Government ‘culpable’ over nuclear contract failures, say MPs

Nuclear news
Nuclear news

The Government has been accused of being “culpable” for failures over a nuclear clean-up contract that cost the taxpayer up to £122 million.

The Public Accounts Committee (PAC) published a damning report into a contract to clean up the Magnox nuclear reactor and research sites.

The Nuclear Decommissioning Authority (NDA) was accused of failing in both the procurement and management of the contract, which was awarded to the wrong bidder after an “overly complex” procurement process.

Between 2012 and 2014, the NDA ran a procurement exercise for services to decommission 12 sites – two nuclear research sites and 10 Magnox sites – and awarded a 14-year contract to Cavendish Fluor Partnership.

It was taken to court after Energy Solutions, part of a consortium that bid for the contract but lost, lodged legal claims.

After nearly two years of litigation, the High Court ruled that the NDA had wrongly decided the outcome of the procurement process, and the NDA settled legal claims of nearly £100 million.

The PAC said the costly mistakes had caused “untold reputational damage” to the NDA, but it added that the Government must share the blame for approving the authority’s approach.

Geoffrey Clifton-Brown, deputy chairman of the PAC, said: “The Nuclear Decommissioning Authority is entrusted with some of the most important work affecting health and safety matters in the nuclear industry but this sorry affair casts serious doubt on its ability to perform its role effectively.

“From the design and execution of the procurement process onwards, the handling of the Magnox contract has been an appalling piece of mismanagement and financial waste.

“It is wholly unacceptable that some details of what took place should remain so murky – not least the NDA’s inability to fully account for some £500 million of taxpayers’ money paid to its previous contractor.

“Central government is also culpable. Having signed off the NDA’s needlessly complicated procurement plan, it then failed in its duty to taxpayers as issues emerged and costs grew.

“An independent inquiry examining the Magnox contract is under way and both the NDA and central government say they are acting on its interim recommendations.

“Given the scale and implications of the failings set out in our report, we are not prepared simply to take their word for it. In the coming months we expect to be shown concrete evidence of the progress being made.”

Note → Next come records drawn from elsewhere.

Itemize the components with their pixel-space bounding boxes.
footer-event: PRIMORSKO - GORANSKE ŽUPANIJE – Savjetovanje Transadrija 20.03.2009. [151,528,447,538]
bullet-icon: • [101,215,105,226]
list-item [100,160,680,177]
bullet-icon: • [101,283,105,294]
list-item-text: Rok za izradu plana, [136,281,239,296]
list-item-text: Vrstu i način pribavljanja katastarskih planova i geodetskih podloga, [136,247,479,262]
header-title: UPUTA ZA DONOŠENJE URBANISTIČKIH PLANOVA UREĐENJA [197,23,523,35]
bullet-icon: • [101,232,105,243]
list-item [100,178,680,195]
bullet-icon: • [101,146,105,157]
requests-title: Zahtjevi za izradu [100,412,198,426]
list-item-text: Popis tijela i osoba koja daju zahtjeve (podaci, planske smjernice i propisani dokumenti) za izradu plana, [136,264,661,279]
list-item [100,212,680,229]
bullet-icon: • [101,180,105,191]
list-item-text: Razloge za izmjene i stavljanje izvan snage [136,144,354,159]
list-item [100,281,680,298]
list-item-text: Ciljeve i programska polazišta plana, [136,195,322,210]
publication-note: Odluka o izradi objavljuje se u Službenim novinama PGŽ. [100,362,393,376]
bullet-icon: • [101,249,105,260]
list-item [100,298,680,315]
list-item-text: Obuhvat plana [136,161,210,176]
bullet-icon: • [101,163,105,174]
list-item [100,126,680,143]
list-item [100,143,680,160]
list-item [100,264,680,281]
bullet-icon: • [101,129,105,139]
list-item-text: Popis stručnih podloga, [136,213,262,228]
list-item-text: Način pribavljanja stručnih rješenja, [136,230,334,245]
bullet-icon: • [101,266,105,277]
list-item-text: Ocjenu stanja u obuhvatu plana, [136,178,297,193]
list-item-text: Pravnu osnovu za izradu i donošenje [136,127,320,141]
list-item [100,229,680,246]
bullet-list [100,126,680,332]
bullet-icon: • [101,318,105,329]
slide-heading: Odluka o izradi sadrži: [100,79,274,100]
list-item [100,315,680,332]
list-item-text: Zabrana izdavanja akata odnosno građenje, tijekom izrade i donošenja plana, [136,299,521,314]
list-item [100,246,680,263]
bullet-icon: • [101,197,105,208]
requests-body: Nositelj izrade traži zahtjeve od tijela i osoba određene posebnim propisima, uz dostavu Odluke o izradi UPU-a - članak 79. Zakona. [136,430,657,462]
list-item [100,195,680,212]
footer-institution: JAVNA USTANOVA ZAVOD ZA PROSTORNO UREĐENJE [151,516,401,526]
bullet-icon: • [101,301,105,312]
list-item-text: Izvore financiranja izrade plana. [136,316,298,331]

The committee published a series of recommendations, including asking the NDA to update MPs within three months on its investigation into whether it overpaid its previous contractor and, if so, how it planned to recover money.

A Business Department spokesman said: “The Business Secretary has been clear that the reasons for the failure of the Magnox procurement should be exposed and understood, which is why he commissioned the independent Magnox Inquiry last year.

“We have already taken steps to further strengthen the governance and oversight of the NDA and we look forward to the final recommendations of the Magnox Inquiry when it is completed later this year.”

An NDA statement said: “As the Nuclear Decommissioning Authority continues to improve the way it manages the clean-up of the nation’s oldest nuclear sites, we welcome the scrutiny of the

Public Accounts Committee and today’s report.

“We will study the committee’s recommendations and those to come from the Holliday Inquiry, and have already taken significant steps to address the issues arising from the Magnox competition and contract.

“We are committed to learning from the mistakes made, implement any necessary improvements and continue to focus on the important work of cleaning up the UK’s nuclear legacy.”